The exterior is silvery galvanized, zinc-plated steel with
windows and skylights, which allows for the maximum amount
of light to enter the building and create a feeling of movement,
instead of a static, imposing structure. Its shifting frame
and numerous windows also open up the building to the city
as a whole, creating an additional level of accessibility.
"We're excited to work on it for its architectural uniqueness,"
said Mark Pankoff, senior project manager from FJ Sciame Construction
Co., the construction managers. "I don't think I'll ever
build another one like this. It's just fascinating architecturally."
The New Museum is the first vertical museum for SANAA, which
was selected in May 2003 to design the building. The company
beat out Abalos & Herreros, Adjaye Associates, Gigon/Guyer
and Reiser + Umemoto RUR Architecture, PC.

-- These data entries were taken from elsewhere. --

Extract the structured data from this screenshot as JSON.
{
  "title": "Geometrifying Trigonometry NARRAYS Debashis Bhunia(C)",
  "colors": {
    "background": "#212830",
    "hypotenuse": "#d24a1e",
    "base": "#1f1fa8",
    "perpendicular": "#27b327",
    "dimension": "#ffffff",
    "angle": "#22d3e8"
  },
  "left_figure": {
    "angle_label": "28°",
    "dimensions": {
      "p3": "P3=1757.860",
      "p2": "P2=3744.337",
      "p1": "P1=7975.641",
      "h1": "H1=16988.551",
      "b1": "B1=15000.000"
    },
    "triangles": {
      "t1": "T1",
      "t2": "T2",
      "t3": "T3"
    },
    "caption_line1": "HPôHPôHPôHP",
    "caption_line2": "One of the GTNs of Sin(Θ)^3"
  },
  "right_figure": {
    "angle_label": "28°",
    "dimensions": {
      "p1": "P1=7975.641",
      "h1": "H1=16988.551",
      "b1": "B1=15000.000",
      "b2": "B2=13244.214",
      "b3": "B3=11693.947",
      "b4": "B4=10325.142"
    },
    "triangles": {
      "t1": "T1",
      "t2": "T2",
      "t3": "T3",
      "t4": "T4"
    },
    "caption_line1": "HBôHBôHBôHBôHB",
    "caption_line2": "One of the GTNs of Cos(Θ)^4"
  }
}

To create a stacked museum with open space on the site -
which is currently a parking lot sandwiched in between low-rise
buildings - the architects first had to reduce the number
of square feet that the New Museum originally asked them to
include.
Once that was done, the design team had increased flexibility
to play with the space.
"The Bowery is a very characteristic street with its
roughness and trucks coming from the Manhattan Bridge, so
this is a tough environment to make a public building that
communicates to the neighborhood and has an open relationship
with its surroundings," said Florian Idenburg, the project
architect and head of the U.S. operations for SANAA.
"Our first fear in designing the space was that it would
stand out too much on the block, but by breaking up the volume
and shifting the floors, the box itself starts to have similar
scales as the surrounding buildings."
Even though the structure will be larger than any of its
immediate neighbors, the architects are proposing a metal
cladding for the superstructure that keeps the building light.
"We didn't want a heavy building because this is to
be a building of now, very contemporary," Idenburg said.
"It should survive on the street."
The building also invites the street in. It features a clear
plate glass lobby, which helps incorporate the outside community
into the activity inside the museum. The lobby also serves
as a 1,100-sq.-ft. exhibition space lighted by skylights and
connected to the underground levels, which contain a 200-seat
black-box theater, 2,100-sq.-ft. media lounge, a small bar
and the infrastructure.
The gallery space is simple and neutral compared to the overall
exterior design. It does, however, carry the idea of fluidity,
flexibility and openness that the setbacks and balconies give
to the exterior.
Given that the contents of the museum will constantly be
in transition, the floors will be finished concrete and the
walls will be easy to remake for drilling and building installations.
Artists will have 14-ft.-high ceilings with exposed beams
to hang art from, as well as column-free space that will not
disrupt installation exhibits. The seventh floor combines
both inner and outer space, with a 1,700-sq.-ft. multiuse
exhibition space with wraparound outdoor terraces.
And as much as the interiors of the space can be easily manipulated
to highlight the art, the building itself is also art on display.
The museum will be on a lot that deadends Prince Street, which
creates a long vista to the building and makes it visible
from SoHo, the East Village, the Lower East Side and Chinatown.
"The art we show provides a lot of drama, and we didn't
want the building to compete with that," Phillips said.
"But in the grittiness of the Bowery, this building will
be a kind of beacon for the neighborhood as a whole."